Posted on Monday, March 26, 2012 at 03:40PM by Registered CommenterSimon Ward | CommentsPost a Comment

Previous posts argued that UK CPI inflation would remain comfortably above the 2% target during 2012, reflecting stubborn “core” pressures and an expected rise in global industrial commodity prices. A central scenario envisaged the headline rate troughing at 2.5% in the autumn and moving higher into 2013.

The consensus, by contrast, had bought into the Bank of England’s assertion that inflation would reconnect with the target in late 2012 and move beneath it in early 2013. In the December 2011 edition of Consensus Forecasts, the average prediction for CPI inflation in the first quarter of 2013 was 1.9%.

The consensus, however, is shifting in response to rising global energy costs and recent disappointing outturns. The UK economics team of a major US investment bank last week revised up its projection for December 2012 CPI inflation to 2.9% from 2.0% at the end of last year. The energy price “shock” accounts for 0.4 percentage points of this forecast change with a raised assumption for core inflation contributing a further 0.25 percentage points.

The emerging new consensus implies that CPI inflation will be above the 2% target for the seventh consecutive December, in turn suggesting that the MPC was wrong to launch QE2 in October 2011, as argued in previous posts.

The inflation forecast here is essentially unchanged since recent developments do not represent “news” relative to its assumptions, while a slowdown in global economic growth from the spring is expected to relieve upward pressure on energy prices. The chart shows a profile for the headline rate and a core measure excluding unprocessed food and energy.

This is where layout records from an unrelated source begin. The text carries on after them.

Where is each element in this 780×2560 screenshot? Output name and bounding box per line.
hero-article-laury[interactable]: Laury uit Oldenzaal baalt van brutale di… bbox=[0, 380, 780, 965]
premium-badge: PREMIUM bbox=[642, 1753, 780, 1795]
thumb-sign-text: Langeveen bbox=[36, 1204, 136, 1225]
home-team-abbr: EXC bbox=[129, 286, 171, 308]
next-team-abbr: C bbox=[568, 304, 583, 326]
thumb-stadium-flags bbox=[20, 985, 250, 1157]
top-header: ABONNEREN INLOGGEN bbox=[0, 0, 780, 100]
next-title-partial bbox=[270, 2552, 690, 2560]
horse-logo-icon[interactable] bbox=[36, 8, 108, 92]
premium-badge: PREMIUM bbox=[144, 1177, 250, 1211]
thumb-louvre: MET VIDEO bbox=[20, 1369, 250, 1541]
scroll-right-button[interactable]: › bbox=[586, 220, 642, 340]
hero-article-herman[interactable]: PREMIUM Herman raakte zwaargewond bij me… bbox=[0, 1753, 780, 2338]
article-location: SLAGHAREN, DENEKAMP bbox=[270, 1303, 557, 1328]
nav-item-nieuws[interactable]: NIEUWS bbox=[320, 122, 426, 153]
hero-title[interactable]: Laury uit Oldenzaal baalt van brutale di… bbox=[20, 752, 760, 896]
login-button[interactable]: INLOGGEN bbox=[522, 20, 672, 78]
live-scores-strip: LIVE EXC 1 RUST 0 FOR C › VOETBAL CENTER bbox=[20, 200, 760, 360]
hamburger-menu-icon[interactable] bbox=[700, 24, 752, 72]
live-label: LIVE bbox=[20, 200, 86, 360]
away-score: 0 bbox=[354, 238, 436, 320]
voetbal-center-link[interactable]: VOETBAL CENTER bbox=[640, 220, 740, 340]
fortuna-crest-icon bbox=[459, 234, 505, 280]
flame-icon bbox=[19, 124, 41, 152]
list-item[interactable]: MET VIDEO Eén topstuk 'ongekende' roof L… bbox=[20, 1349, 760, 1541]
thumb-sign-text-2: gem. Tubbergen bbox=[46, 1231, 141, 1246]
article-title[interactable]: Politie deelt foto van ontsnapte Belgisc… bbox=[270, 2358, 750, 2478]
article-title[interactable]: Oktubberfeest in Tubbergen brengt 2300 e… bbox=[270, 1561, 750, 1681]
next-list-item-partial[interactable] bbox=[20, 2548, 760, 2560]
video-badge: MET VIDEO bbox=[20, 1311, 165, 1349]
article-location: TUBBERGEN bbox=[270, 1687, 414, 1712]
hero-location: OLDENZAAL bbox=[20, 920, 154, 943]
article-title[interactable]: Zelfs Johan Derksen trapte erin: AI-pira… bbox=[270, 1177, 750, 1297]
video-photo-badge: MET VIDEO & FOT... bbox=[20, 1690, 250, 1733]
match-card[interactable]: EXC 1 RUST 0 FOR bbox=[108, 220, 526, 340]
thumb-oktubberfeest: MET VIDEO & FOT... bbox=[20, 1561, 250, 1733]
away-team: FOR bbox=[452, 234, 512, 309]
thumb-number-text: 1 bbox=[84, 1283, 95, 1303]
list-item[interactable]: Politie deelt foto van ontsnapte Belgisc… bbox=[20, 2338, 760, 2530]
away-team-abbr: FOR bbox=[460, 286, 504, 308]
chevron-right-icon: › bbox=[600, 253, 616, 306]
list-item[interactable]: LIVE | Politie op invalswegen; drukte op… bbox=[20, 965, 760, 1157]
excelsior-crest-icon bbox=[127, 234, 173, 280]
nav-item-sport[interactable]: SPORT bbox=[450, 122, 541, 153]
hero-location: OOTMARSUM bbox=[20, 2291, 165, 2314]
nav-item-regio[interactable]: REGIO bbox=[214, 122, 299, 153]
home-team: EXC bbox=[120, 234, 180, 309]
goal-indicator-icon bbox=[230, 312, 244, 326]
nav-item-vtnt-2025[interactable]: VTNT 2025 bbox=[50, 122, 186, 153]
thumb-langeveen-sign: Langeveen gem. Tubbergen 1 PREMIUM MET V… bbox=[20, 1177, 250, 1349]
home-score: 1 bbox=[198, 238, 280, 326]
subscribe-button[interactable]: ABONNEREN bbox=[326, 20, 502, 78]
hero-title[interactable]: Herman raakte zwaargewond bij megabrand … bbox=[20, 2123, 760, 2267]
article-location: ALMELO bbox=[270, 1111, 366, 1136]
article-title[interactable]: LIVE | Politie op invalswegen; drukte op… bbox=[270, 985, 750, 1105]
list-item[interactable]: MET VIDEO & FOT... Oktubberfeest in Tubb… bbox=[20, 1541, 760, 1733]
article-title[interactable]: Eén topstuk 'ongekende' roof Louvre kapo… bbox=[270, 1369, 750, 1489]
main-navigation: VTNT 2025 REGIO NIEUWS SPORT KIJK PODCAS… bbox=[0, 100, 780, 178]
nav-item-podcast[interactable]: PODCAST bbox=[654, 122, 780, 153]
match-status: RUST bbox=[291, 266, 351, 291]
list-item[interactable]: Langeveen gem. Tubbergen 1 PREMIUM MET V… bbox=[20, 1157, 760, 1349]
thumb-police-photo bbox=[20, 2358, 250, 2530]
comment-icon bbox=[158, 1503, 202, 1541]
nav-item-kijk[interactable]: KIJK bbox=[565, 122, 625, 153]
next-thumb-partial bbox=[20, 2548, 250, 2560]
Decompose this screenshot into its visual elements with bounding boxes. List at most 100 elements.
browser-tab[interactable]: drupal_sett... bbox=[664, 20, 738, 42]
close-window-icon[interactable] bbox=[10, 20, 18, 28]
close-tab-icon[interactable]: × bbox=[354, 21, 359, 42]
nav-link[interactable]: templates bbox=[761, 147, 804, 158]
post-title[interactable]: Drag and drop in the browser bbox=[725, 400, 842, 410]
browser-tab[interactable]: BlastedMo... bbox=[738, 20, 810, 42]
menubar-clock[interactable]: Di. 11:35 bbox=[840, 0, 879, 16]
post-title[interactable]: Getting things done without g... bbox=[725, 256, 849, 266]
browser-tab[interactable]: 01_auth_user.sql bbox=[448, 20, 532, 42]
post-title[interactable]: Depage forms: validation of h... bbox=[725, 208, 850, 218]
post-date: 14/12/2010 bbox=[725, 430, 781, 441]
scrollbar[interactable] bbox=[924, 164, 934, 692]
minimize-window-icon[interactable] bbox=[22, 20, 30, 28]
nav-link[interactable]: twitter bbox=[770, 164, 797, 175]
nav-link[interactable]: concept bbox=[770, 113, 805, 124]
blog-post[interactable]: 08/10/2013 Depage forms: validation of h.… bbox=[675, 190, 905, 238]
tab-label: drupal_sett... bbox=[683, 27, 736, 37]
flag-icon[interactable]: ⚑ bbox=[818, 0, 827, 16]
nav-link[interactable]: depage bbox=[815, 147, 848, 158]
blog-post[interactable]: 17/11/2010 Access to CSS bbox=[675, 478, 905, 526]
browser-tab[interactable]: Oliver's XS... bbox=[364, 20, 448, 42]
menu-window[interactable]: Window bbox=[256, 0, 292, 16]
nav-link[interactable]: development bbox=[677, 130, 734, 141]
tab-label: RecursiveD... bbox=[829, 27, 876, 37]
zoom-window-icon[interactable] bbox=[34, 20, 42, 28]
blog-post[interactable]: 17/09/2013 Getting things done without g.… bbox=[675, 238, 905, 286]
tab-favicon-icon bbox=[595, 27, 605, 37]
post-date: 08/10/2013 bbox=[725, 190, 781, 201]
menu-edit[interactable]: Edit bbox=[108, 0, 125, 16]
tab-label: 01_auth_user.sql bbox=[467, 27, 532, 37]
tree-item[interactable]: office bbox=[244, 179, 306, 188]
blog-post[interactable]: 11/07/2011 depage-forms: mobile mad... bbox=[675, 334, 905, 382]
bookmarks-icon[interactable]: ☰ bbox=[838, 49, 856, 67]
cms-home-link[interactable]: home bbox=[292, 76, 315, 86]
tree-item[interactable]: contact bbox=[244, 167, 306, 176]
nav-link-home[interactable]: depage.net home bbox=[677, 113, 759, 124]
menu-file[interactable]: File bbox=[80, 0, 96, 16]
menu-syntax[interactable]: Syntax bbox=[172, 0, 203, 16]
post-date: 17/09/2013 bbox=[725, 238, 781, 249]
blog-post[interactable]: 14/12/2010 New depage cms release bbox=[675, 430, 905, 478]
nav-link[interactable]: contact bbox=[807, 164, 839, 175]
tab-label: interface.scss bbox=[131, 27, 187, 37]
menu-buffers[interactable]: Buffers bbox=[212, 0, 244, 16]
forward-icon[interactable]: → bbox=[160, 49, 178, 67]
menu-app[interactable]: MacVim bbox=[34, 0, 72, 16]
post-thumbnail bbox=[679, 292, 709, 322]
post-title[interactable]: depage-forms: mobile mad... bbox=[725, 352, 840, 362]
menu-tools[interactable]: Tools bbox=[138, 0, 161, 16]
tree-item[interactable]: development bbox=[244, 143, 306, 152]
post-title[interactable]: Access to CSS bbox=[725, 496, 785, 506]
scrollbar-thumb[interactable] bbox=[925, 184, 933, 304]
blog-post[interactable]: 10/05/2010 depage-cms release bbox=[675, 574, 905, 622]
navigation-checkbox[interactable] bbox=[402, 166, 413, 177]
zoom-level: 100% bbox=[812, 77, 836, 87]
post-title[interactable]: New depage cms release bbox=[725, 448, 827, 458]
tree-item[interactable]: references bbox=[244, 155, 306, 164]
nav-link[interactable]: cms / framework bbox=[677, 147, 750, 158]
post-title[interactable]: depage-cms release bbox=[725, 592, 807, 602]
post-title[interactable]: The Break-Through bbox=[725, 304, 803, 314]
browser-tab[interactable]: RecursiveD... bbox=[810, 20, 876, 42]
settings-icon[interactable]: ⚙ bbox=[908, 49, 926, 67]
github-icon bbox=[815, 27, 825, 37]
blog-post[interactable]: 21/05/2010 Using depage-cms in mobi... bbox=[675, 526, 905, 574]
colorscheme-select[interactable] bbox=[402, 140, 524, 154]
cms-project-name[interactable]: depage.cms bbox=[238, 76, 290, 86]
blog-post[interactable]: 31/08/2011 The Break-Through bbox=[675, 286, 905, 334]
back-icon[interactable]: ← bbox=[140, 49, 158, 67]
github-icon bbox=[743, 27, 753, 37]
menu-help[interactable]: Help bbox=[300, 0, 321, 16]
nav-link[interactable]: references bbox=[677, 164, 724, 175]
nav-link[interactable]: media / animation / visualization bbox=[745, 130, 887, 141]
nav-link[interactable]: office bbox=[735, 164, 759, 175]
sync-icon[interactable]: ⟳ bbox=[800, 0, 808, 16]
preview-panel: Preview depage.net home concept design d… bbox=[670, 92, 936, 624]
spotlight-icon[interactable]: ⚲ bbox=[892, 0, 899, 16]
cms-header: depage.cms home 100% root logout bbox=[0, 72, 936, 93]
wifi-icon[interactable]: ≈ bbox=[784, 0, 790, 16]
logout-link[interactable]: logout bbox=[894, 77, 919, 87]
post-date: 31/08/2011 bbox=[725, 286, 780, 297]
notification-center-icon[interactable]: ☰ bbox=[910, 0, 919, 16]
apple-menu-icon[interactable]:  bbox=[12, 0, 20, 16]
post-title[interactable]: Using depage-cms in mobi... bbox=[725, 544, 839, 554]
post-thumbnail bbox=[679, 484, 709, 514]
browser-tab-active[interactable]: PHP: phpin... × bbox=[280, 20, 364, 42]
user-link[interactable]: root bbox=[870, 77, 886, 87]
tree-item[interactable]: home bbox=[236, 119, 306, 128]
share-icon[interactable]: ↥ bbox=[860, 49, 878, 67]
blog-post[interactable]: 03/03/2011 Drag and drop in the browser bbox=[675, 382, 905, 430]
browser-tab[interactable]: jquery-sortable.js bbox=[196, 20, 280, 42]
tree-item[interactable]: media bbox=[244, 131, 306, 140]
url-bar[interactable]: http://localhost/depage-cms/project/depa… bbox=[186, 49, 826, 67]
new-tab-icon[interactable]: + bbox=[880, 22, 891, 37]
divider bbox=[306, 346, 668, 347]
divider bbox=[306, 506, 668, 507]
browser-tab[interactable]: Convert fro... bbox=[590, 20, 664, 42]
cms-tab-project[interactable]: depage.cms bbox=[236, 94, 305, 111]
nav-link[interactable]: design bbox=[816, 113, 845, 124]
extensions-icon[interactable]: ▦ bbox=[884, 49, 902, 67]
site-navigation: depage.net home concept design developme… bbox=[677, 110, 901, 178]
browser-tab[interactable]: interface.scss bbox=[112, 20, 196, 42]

In a Guardian interview a year ago the MPC’s leading dove, Adam Posen, predicted that inflation would tumble to 1.5% by the middle of 2012 and stated that: “If I have made the wrong call, not only will I switch my vote, I would not pursue a second term.” Will Dr. Posen honour his pledge or try to shift the goalposts by appealing to economic weakness or claiming his forecast was blown off course by yet more “one-off” shocks?